The dedicated bit pattern (e.g. 0xffff) is a marker which indicates an unused cell, and in normal operation at most one cell at a time has any values besides this marker value:

uint16_t readWord (const uint16_t *address);
void writeWord (uint16_t *address, uint16_t value);

#define CELL_COUNT   42
#define BASE_ADDRESS 12
#define MARKER       0xffff  // Best to use EEPROM default for this

static uint8_t curCell = 0;

static void wlInit (void)
{
  for ( uint8_t ii = 0 ; ii < CELL_COUNT ; ii++ ) {
    if ( readWord (BASE_ADDRESS + ii) != MARKER ) {
      curCell = ii;
      // No early return/break here to keep init() execution time 
      // constant.  Could also check for corruption here by checking for
      // > 1 cells without MARKER (see below).
    }
  }
  // If we didn't find a non-marker cell we'll end up with curCell = 0 
  // per the initial value of curCell
}

static uint16_t wlRead (void)
{
  return readWord (BASE_ADDRESS + curCell);
}

static void wlWrite (uint16_t value)
{
  assert (value != MARKER);   // Storing marker value is big no-no

  uint8_t nextCell = (curCell + 1) % CELL_COUNT;
  writeWord (BASE_ADDRESS + nextCell, value);
  writeWord (BASE_ADDRESS + curCell, MARKER);
  curCell = nextCell;
}

The same approach can be used with structured data provided a bit pattern can be reserved (either in a dedicated byte or from some other field that has a spare pattern).
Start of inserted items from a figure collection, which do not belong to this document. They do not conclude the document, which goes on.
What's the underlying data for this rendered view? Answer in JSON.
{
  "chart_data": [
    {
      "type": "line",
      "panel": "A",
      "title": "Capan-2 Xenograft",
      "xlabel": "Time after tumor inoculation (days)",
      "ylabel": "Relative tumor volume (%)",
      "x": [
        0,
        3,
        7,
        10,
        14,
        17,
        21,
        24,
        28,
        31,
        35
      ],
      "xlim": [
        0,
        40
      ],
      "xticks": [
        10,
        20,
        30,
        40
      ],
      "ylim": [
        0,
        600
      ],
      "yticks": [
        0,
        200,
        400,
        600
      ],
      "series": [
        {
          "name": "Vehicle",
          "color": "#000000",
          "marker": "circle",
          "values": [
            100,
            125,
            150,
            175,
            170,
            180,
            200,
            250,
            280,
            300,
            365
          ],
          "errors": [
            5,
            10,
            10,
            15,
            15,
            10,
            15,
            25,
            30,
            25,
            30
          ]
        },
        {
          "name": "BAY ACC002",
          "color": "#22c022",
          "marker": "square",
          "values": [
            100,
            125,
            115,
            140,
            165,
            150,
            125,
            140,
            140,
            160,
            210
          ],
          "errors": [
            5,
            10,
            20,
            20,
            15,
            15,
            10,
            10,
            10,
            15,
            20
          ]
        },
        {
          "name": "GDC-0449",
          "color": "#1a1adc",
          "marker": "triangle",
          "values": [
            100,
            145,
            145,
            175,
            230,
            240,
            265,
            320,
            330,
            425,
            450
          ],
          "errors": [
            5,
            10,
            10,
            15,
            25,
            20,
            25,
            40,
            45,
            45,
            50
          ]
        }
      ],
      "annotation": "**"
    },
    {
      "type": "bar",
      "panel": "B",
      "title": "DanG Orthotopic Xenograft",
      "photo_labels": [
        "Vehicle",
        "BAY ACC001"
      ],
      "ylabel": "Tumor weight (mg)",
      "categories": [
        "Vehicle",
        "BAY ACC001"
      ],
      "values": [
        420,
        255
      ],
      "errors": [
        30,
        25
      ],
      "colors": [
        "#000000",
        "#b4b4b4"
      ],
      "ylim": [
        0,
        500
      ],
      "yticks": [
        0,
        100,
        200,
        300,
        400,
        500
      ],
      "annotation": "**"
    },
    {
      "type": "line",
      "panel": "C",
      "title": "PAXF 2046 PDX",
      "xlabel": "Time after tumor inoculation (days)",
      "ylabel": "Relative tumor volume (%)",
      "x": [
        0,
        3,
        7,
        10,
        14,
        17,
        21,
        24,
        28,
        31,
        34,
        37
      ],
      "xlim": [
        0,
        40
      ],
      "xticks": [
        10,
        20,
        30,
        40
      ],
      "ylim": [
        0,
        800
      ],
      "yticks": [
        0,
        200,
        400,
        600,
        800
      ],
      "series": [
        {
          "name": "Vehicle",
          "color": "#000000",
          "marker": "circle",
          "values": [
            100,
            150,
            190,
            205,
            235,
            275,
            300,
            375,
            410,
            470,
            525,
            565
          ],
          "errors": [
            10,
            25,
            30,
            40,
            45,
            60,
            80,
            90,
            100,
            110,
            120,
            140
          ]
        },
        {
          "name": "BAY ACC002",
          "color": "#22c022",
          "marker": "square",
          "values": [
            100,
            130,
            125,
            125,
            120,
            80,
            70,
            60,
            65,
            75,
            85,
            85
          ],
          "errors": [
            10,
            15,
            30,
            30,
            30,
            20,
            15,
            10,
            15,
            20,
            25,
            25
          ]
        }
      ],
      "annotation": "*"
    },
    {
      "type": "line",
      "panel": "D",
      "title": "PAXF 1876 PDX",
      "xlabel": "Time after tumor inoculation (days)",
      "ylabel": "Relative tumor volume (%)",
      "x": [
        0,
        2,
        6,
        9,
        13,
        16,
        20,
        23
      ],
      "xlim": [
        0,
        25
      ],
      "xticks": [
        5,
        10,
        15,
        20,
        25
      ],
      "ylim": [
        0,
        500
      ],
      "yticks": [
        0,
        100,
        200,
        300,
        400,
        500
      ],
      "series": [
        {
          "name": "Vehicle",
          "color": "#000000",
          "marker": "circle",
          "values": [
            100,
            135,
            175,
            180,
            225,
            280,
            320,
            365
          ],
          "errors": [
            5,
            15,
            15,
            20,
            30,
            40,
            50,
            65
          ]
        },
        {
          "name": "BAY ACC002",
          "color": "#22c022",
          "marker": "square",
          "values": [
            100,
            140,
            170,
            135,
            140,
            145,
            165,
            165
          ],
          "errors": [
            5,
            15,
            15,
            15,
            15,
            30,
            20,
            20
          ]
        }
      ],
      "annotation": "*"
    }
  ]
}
This approach also has a useful property with respect to interrupted (e.g. power drop) writes: if there are ever two cells without the MARKER value an incomplete (i.e. corrupted) write has occurred. This seems useful, because e.g. the ATmega328P datasheet contains the following unclear and not-particularly-reassuring paragraph about using brown-out detection to avoid corruption:

Keep the AVR RESET active (low) during periods of insufficient power supply voltage. This can be done by enabling the internal Brown-out Detector (BOD). If the detection level of the internal BOD does not match the needed detection level, an external low V CC reset Protection circuit can be used. If a reset occurs while a write operation is in progress, the write operation will be com- pleted provided that the power supply voltage is sufficient.